A new experiment from cybersecurity company Surfshark suggests that even people who consider themselves savvy online users have a hard time telling AI robots apart from real humans on social media.
Of the 710 participants who participated in the study carried out with master’s students at Malmö University, only 53% correctly identified more bots than humans. This means that almost half (47%) completely failed at the task.
Recent industry estimates suggest that bot-driven amplification now accounts for around 23% of political discourse on X during election seasons.
Surfshark’s own previous research found that major platforms remove more than 6.3 billion fake accounts each year, about 47 times the number of babies born annually worldwide.
Even the best VPN can’t improve the recognition of an AI-written comment, and that’s exactly the gap this experiment aims to highlight.

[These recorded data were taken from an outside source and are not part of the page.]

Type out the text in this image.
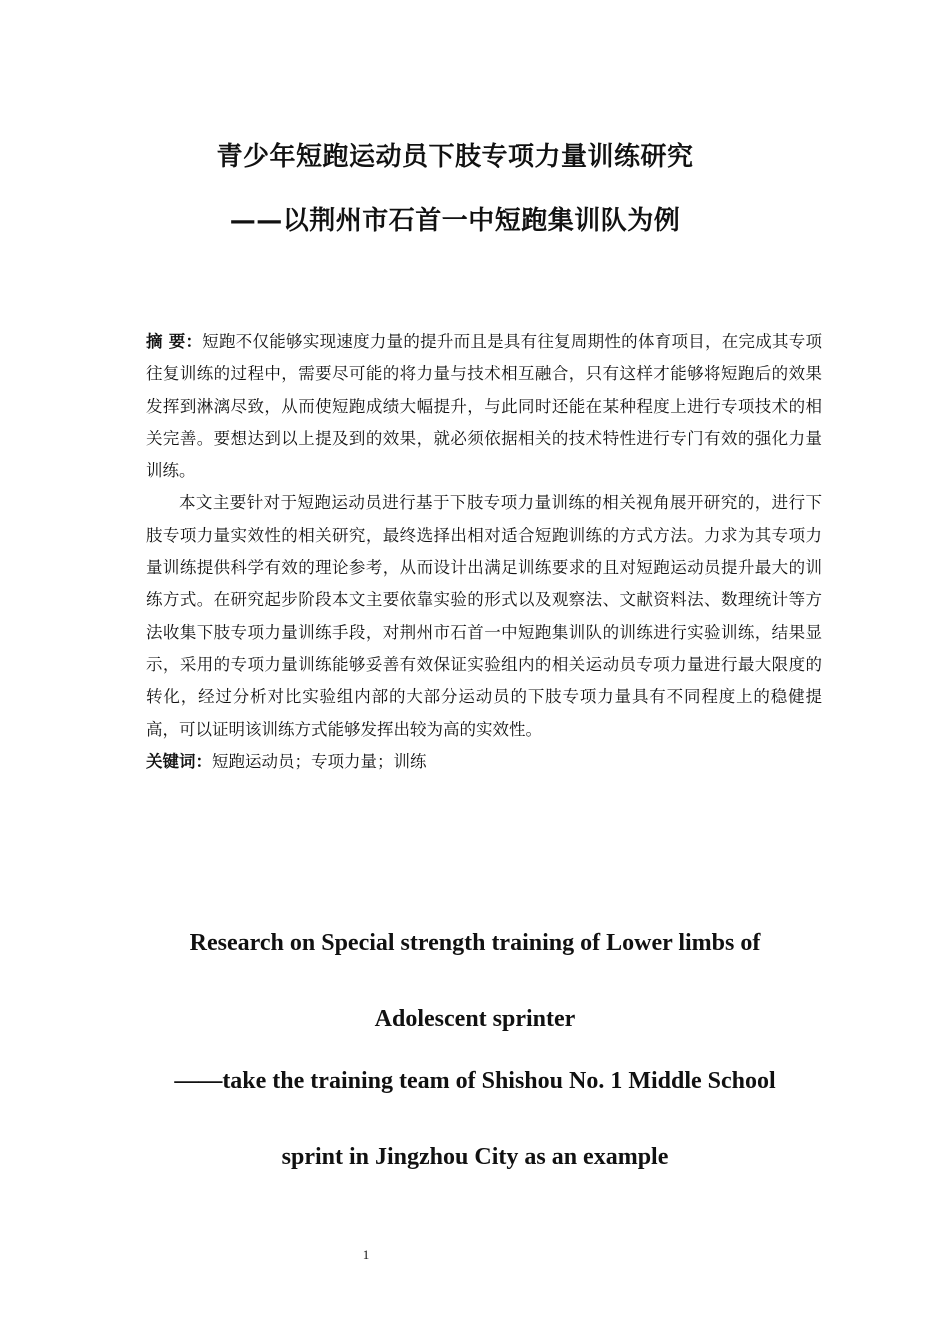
青少年短跑运动员下肢专项力量训练研究
——以荆州市石首一中短跑集训队为例

摘 要：短跑不仅能够实现速度力量的提升而且是具有往复周期性的体育项目，在完成其专项往复训练的过程中，需要尽可能的将力量与技术相互融合，只有这样才能够将短跑后的效果发挥到淋漓尽致，从而使短跑成绩大幅提升，与此同时还能在某种程度上进行专项技术的相关完善。要想达到以上提及到的效果，就必须依据相关的技术特性进行专门有效的强化力量训练。

本文主要针对于短跑运动员进行基于下肢专项力量训练的相关视角展开研究的，进行下肢专项力量实效性的相关研究，最终选择出相对适合短跑训练的方式方法。力求为其专项力量训练提供科学有效的理论参考，从而设计出满足训练要求的且对短跑运动员提升最大的训练方式。在研究起步阶段本文主要依靠实验的形式以及观察法、文献资料法、数理统计等方法收集下肢专项力量训练手段，对荆州市石首一中短跑集训队的训练进行实验训练，结果显示，采用的专项力量训练能够妥善有效保证实验组内的相关运动员专项力量进行最大限度的转化，经过分析对比实验组内部的大部分运动员的下肢专项力量具有不同程度上的稳健提高，可以证明该训练方式能够发挥出较为高的实效性。

关键词：短跑运动员；专项力量；训练

Research on Special strength training of Lower limbs of
Adolescent sprinter
——take the training team of Shishou No. 1 Middle School
sprint in Jingzhou City as an example
1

The “Bot or Not” simulation puts you in the seat of a content moderator and asks you a simple question: Can you really continue to trust your own instincts when you’re on the go?
Inside Surfshark’s “Bot or Not” experiment
The game “Bot or Not” is a timed interactive simulation created by Interaction Design master’s students at Malmö University for the UNFOLD exhibition during Milan Design Week.

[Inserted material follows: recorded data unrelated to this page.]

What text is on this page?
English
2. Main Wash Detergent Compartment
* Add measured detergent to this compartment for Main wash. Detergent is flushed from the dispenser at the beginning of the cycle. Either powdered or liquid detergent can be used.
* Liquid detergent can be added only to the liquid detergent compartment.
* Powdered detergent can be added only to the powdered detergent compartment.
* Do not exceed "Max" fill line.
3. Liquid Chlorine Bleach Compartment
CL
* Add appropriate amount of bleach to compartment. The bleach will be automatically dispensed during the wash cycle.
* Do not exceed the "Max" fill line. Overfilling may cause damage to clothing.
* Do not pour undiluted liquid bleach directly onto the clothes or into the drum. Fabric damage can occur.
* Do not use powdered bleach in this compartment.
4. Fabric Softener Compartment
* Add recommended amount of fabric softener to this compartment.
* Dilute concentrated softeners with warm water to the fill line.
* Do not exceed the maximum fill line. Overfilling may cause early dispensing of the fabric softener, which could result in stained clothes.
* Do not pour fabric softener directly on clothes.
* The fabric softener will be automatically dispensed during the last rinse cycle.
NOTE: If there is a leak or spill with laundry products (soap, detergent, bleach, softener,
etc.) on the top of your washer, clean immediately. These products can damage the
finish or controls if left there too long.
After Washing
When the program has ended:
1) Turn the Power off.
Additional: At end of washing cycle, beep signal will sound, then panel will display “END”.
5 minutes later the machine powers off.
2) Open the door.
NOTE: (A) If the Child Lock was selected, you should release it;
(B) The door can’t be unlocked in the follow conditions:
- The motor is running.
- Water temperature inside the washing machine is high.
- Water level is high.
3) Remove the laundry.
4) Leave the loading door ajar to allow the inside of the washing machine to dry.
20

Players enter a simulated comments section on social media and are given 120 seconds to detect 10 comments written by robots on four discussion topics.
Two of those topics were deliberately “cold,” that is, with little emotional charge: data centers and the perennial debate over pineapple and pizza. The other two were “hot” and politically charged: immigration and women’s rights. The most revealing data appeared in the contrast between the four.

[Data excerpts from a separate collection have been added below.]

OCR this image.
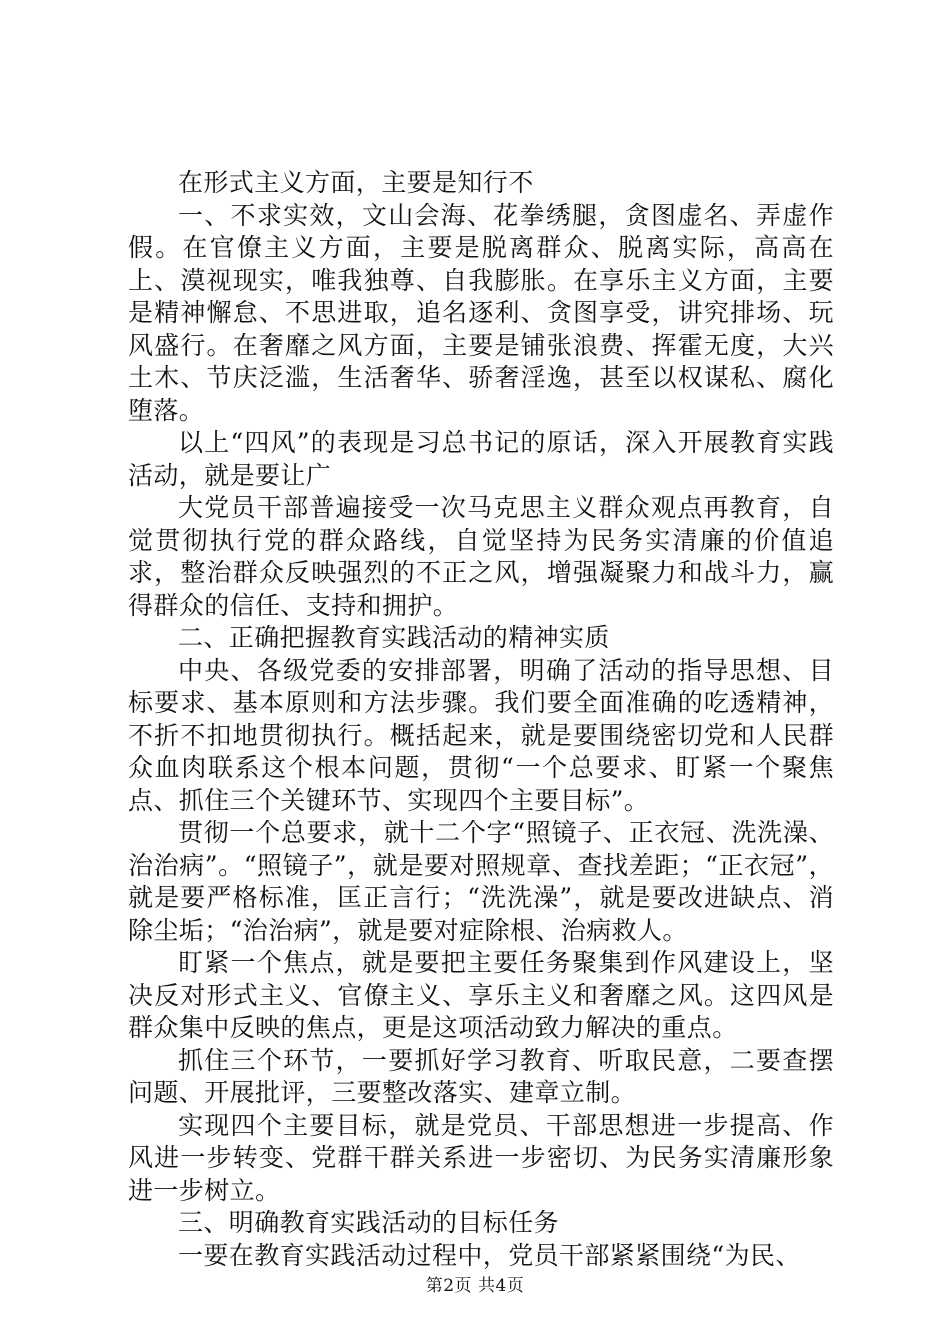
在形式主义方面，主要是知行不

一、不求实效，文山会海、花拳绣腿，贪图虚名、弄虚作假。在官僚主义方面，主要是脱离群众、脱离实际，高高在上、漠视现实，唯我独尊、自我膨胀。在享乐主义方面，主要是精神懈怠、不思进取，追名逐利、贪图享受，讲究排场、玩风盛行。在奢靡之风方面，主要是铺张浪费、挥霍无度，大兴土木、节庆泛滥，生活奢华、骄奢淫逸，甚至以权谋私、腐化堕落。

以上“四风”的表现是习总书记的原话，深入开展教育实践活动，就是要让广

大党员干部普遍接受一次马克思主义群众观点再教育，自觉贯彻执行党的群众路线，自觉坚持为民务实清廉的价值追求，整治群众反映强烈的不正之风，增强凝聚力和战斗力，赢得群众的信任、支持和拥护。

二、正确把握教育实践活动的精神实质

中央、各级党委的安排部署，明确了活动的指导思想、目标要求、基本原则和方法步骤。我们要全面准确的吃透精神，不折不扣地贯彻执行。概括起来，就是要围绕密切党和人民群众血肉联系这个根本问题，贯彻“一个总要求、盯紧一个聚焦点、抓住三个关键环节、实现四个主要目标”。

贯彻一个总要求，就十二个字“照镜子、正衣冠、洗洗澡、治治病”。“照镜子”，就是要对照规章、查找差距；“正衣冠”，就是要严格标准，匡正言行；“洗洗澡”，就是要改进缺点、消除尘垢；“治治病”，就是要对症除根、治病救人。

盯紧一个焦点，就是要把主要任务聚集到作风建设上，坚决反对形式主义、官僚主义、享乐主义和奢靡之风。这四风是群众集中反映的焦点，更是这项活动致力解决的重点。

抓住三个环节，一要抓好学习教育、听取民意，二要查摆问题、开展批评，三要整改落实、建章立制。

实现四个主要目标，就是党员、干部思想进一步提高、作风进一步转变、党群干群关系进一步密切、为民务实清廉形象进一步树立。

三、明确教育实践活动的目标任务

一要在教育实践活动过程中，党员干部紧紧围绕“为民、

第2页 共4页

When participants talked about data centers, they identified 71% of bots with an accuracy rate of 76%, the strongest result of the study. Pineapple on pizza was almost as good, with 64% detection and 69% accuracy.
However, the moment the simulation moved into emotional territory, performance collapsed.
Regarding immigration, detection fell to 54% and accuracy to 63%. As for women’s rights, detection dropped to just 49%, with accuracy dropping to 61%, meaning users were missing more bots and wrongly accusing more real humans of being machines.
Who has the most difficulties and how to take the exam?
The study also points to a clear “generational cliff” around age 40. Players up to 20 years old were the strongest bot hunters in the data set, finding almost 65% of bots with an accuracy of over 71%. Performance remained stable through the 20s and 30s, then dropped sharply in the 41 to 50 group, where detection dropped to 42% and accuracy to 59%. Users over 50 fared only marginally better.
According to Luís Costa, research leader at Surfshark, the bottom line isn’t really about reading skills or media literacy in the traditional sense. The biggest blind spot the experiment exposed was emotion: When a debate gets heated, it effectively hijacks the mental “radar” that people rely on to flag suspicious content.
To combat automated deception, he maintains, what users really need is a cooler head and a better awareness of their own vulnerabilities, not more precise textual analysis.
The “Bot or Not” game is now publicly available at botornot.one, and anyone can play it in their browser to see their score against the original 710 participants.
The broader point of the study is more difficult to eliminate than the scoring of any individual game. Billions of bots are being produced, the technology that powers them is becoming better integrated, and our own emotional reactions are the lever they are increasingly built to pull.
A few minutes with “Bot or Not” is a quick way to find out how often that lever is already working for you.